Cayucos
La inmigración es un formidable problema, pero también una espléndida oportunidad si se deja de gestionar con buenismo negligente
No está claro cuántos inmigrantes entran cada día en Canarias, como en Almería o Lampedusa, pero las cifras más verosímiles hablan de 500 al día, con picos ocasionales de un millar. Es un drama, un problema, una oportunidad y un peligro a la vez: todo, menos una ficción que pueda silenciarse o resolverse exclusivamente con cánticos humanitarios, inútiles para atender los perjuicios que supone negar la dimensión del fenómeno.

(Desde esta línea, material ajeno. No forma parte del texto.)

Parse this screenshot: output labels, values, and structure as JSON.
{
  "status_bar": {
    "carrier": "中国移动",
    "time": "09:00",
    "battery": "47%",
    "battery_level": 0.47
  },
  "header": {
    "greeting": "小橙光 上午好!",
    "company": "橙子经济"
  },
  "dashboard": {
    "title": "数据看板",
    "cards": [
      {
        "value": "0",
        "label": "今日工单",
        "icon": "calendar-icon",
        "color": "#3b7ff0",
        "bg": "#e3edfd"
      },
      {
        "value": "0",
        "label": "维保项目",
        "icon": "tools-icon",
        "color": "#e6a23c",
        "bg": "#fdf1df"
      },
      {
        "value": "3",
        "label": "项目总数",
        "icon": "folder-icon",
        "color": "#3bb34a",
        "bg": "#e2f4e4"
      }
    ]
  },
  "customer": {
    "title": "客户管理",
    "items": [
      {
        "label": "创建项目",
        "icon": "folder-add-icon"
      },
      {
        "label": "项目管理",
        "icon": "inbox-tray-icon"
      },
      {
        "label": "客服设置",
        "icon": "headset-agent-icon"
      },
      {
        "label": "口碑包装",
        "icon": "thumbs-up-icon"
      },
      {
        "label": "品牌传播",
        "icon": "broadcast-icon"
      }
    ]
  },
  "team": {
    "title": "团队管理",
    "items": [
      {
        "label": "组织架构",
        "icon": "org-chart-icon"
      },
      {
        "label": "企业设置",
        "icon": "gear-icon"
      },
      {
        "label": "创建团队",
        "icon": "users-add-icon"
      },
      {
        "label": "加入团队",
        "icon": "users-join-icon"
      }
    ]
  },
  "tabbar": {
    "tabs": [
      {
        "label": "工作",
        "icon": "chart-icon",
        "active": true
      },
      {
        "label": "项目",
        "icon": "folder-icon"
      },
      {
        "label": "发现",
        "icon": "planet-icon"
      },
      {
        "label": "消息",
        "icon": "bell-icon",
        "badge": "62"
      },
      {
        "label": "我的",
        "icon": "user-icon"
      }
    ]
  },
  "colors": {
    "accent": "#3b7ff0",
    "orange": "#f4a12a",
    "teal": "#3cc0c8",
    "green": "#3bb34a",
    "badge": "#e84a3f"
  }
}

Alemania acaba de aprobar una ley que, técnicamente, permitirá la deportación masiva de inmigrantes ilegales a los que, el canciller socialista Scholz, considera potencialmente una amenaza para la seguridad. Y los ministros de la Unión Europea se han confabulado para seguir una línea similar, aplicada ya por países que gestionan sus fronteras, como Italia, al margen de las normas de Schengen.
La amenaza yihadista explica la contundente respuesta, prácticamente idéntica a las que a Abascal, Salvini o Le Pen dieron en su tiempo bajo durísimas acusaciones de ultraderechistas que hoy nadie dedica a quienes, desde distintos Gobiernos genuinamente democráticos, sostienen algo parecido.
Pero no es solo el miedo al fundamentalismo, hay algo más: quizá por primera vez Europa, y muchos de sus miembros, se preguntan en voz alta por los resultados prácticos de sus políticas contra la identidad europea y nacional, por los efectos de su tolerancia hacia culturas con otra escala de valores y de derechos, por las consecuencias de haber consolidado todo tipo de identidades sexuales o sociales pero haber borrado la única, la nacional, que incluye y defiende el sistema de derechos y obligaciones que distingue la civilización de la barbarie.
Nadie puede recorrer 1.700 kilómetros entre Senegal y El Hierro en un cayuco de madera que, solo en combustible, necesitaría unas seis toneladas para alcanzar su destino: es obvio que, en los casos de desembarcos masivos, los desplazamientos se hacen en barco y se rematan en patera. Y es verosímil que todo ello sea un negocio de mafias organizadas que cuentan con la estúpida complicidad de organizaciones humanitarias y Estados blandengues incapaces de proceder con la energía debida para evitarlo.
Pero también es evidente que necesitamos a la inmigración, en países con la natalidad hundida, que el estado de bienestar es inviable sin la aportación de ellos, y que las comunidades de inmigrantes «legales» son tan beneficiosas como perjudiciales las que viven en el limbo de la ilegalidad trufada de costumbres medievales, ritos tribales y una profunda indiferencia hacia el catálogo de leyes, normas y tradiciones que han hecho de Europa el mayor espacio de progreso conocido por la humanidad.
Considerar a los inmigrantes como un foco de delincuencia es tan impreciso e injusto como negar que su tasa de violaciones triplica a la de los españoles, pues el 13 por ciento de la población total del país asume casi el 33 por ciento de los delitos de ese tipo.
Y renunciar a aplicar, defender y monitorizar su integración social, que comporta obligaciones inexcusables hoy desatendidas sin las cuáles es inaceptable reconocer derechos; es tan peligroso como abonarse a miedos xenófobos atávicos.
Solo quien niega la realidad acaba convirtiéndola en un horror: nada hay peor para el futuro de los inmigrantes que revocar con ellos el mandato fundacional de un Estado de derecho, que no es otro que la combinación de deberes y derechos, bajo un razonable sistema plural que no puede olvidar los mínimos necesarios para incorporarse a él: aquí trabajamos, respetamos, cumplimos y entendemos que una democracia se construye sobre la igualdad, desde luego, pero a partir de una premisa innegociable de respeto a un orden que suele ser mejor que el suyo.
Y decirlo así no es una ofensa, sino una garantía sólida para el que está y el que viene: ya está bien de pedir perdón por lo que más orgullo debiera provocar, que no es otra cosa que los mejores valores de la humanidad. Esto se defiende, sin más, no se negocia.